About Panacea's Oncology Platform
Panacea is pursuing the development of antibodies directed against Human aspartyl (asparaginyl) Beta-hydroxylase (HAAH) as novel agents for the treatment of cancer with liver cancer as its first intended indication. The Company is exploring both naked anti-HAAH antibodies, as well as antibody conjugates with various chemotherapeutic agents as lead candidates. Panacea is also pursuing the development of diagnostic products based on HAAH gene expression and anti-HAAH antibodies. A test to determine responsiveness to a current therapy of choice in patients with chronic myelogenous leukemia utilizing HAAH gene expression is available through Panacea Laboratories. A proprietary blood-based assay has shown high sensitivity and specificity in the detection of a range of cancers, thus facilitating the diagnosis and therapeutic management of disease. Initial targets for the blood-based diagnostic products include prostate and liver cancers.

About Panacea Pharmaceuticals, Inc.
Panacea Pharmaceuticals, Inc. is a privately-held biopharmaceutical company focused on the development and commercialization of therapeutics and diagnostics for diseases with substantial, unmet clinical needs. The Company's product development strategy is based on novel therapeutic agents and approaches for cancer treatment, as well as acute and chronic neurodegenerative conditions, such as hypoxia-induced neurological insult, Parkinson's Disease, and Alzheimer's disease. Panacea has an extensive patent portfolio covering its neurodegenerative and oncology technologies.

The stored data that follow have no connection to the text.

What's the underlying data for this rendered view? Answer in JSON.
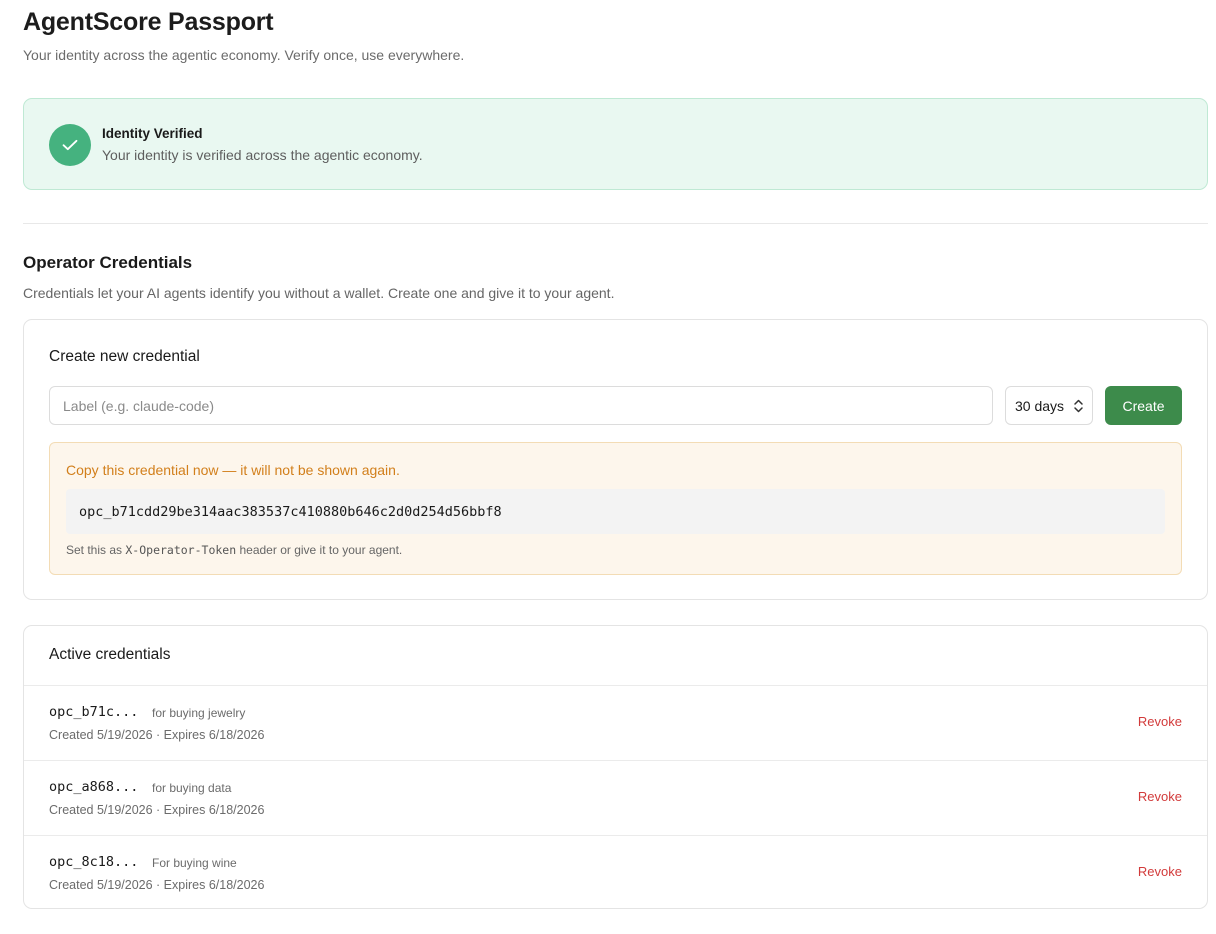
{
  "header": {
    "title": "AgentScore Passport",
    "subtitle": "Your identity across the agentic economy. Verify once, use everywhere."
  },
  "verification": {
    "title": "Identity Verified",
    "description": "Your identity is verified across the agentic economy.",
    "icon": "check-icon",
    "color": "#45b27f"
  },
  "operator": {
    "title": "Operator Credentials",
    "description": "Credentials let your AI agents identify you without a wallet. Create one and give it to your agent."
  },
  "create": {
    "title": "Create new credential",
    "label_placeholder": "Label (e.g. claude-code)",
    "label_value": "",
    "duration_value": "30 days",
    "button_label": "Create",
    "button_color": "#3d8b4b"
  },
  "new_credential": {
    "warning": "Copy this credential now — it will not be shown again.",
    "token": "opc_b71cdd29be314aac383537c410880b646c2d0d254d56bbf8",
    "hint_prefix": "Set this as ",
    "hint_code": "X-Operator-Token",
    "hint_suffix": " header or give it to your agent."
  },
  "active": {
    "title": "Active credentials",
    "revoke_label": "Revoke",
    "items": [
      {
        "id": "opc_b71c...",
        "label": "for buying jewelry",
        "meta": "Created 5/19/2026 · Expires 6/18/2026",
        "revoke": "Revoke"
      },
      {
        "id": "opc_a868...",
        "label": "for buying data",
        "meta": "Created 5/19/2026 · Expires 6/18/2026",
        "revoke": "Revoke"
      },
      {
        "id": "opc_8c18...",
        "label": "For buying wine",
        "meta": "Created 5/19/2026 · Expires 6/18/2026",
        "revoke": "Revoke"
      }
    ]
  }
}
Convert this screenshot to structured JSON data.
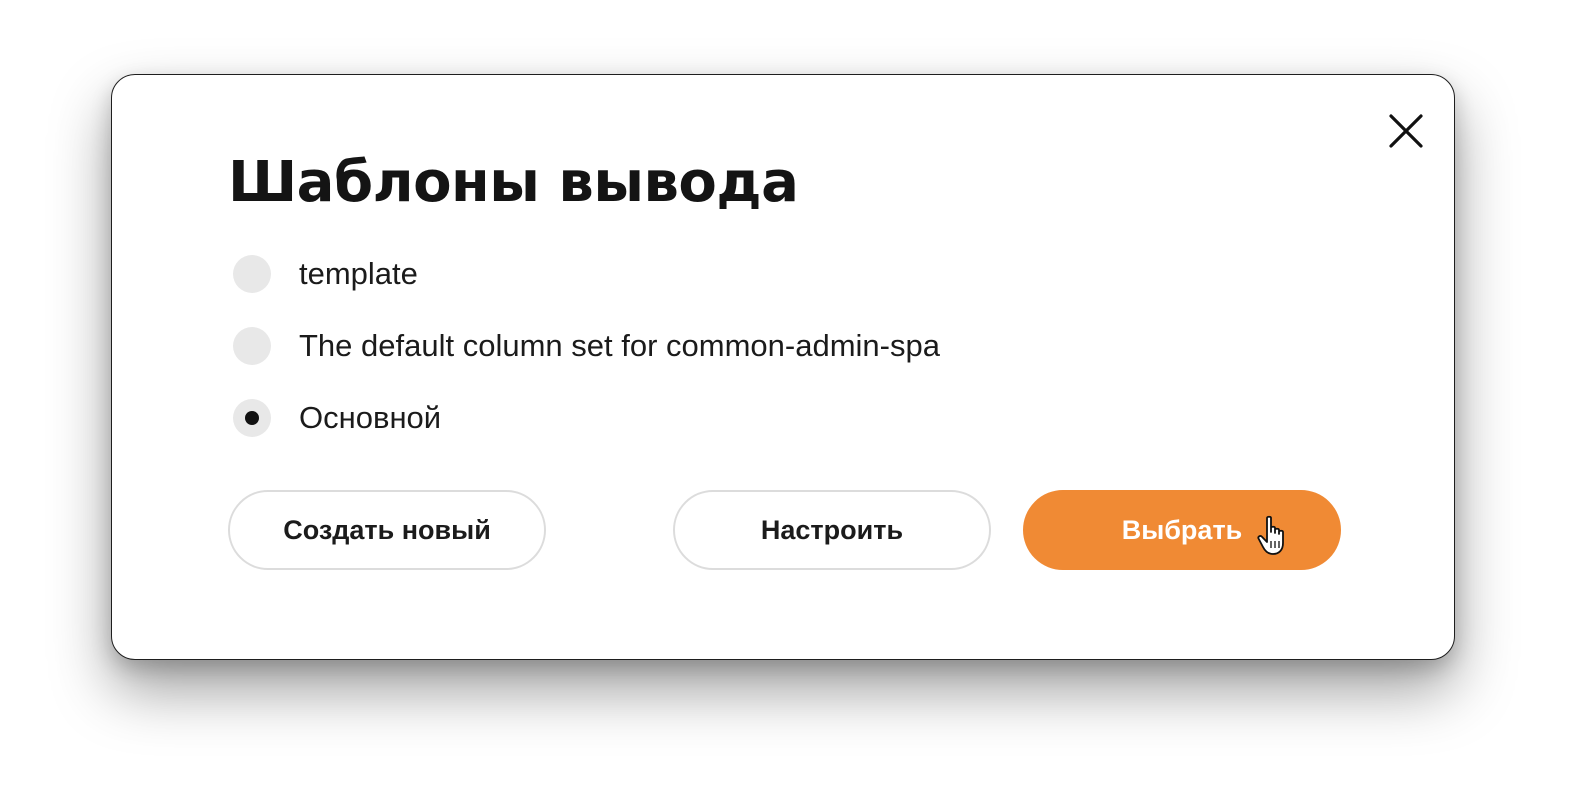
{
  "dialog": {
    "title": "Шаблоны вывода",
    "close_icon": "close-icon",
    "options": [
      {
        "label": "template",
        "checked": false
      },
      {
        "label": "The default column set for common-admin-spa",
        "checked": false
      },
      {
        "label": "Основной",
        "checked": true
      }
    ],
    "buttons": {
      "create_label": "Создать новый",
      "configure_label": "Настроить",
      "select_label": "Выбрать"
    },
    "cursor_icon": "hand-pointer-icon"
  },
  "colors": {
    "accent": "#f08a34",
    "radio_bg": "#e8e8e8",
    "outline_border": "#dcdcdc",
    "text": "#141414"
  }
}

More information about the Company is available at http://www.PanaceaPharma.com.

Except for historical information presented in this press release, matters discussed herein may constitute “forward-looking statements” within the meaning of the Private Securities Litigation Reform Act of 1995. Forward-looking statements are based on the opinions and estimates of management only as of the date of this release and are subject to certain risks and uncertainties that could cause actual results to differ materially from any future results, performance, or achievements expressed or implied by such statements. Factors that might cause such a difference include, but are not limited to, uncertainties related to our access to capital, the progress, costs, and results of any clinical trials undertaken by us, progress of our research and development projects, and uncertainties related to whether our product candidates would ultimately achieve commercial success. We do not undertake any obligation to update publicly any forward-looking statement, whether as a result of new information, future events, or otherwise unless required by law.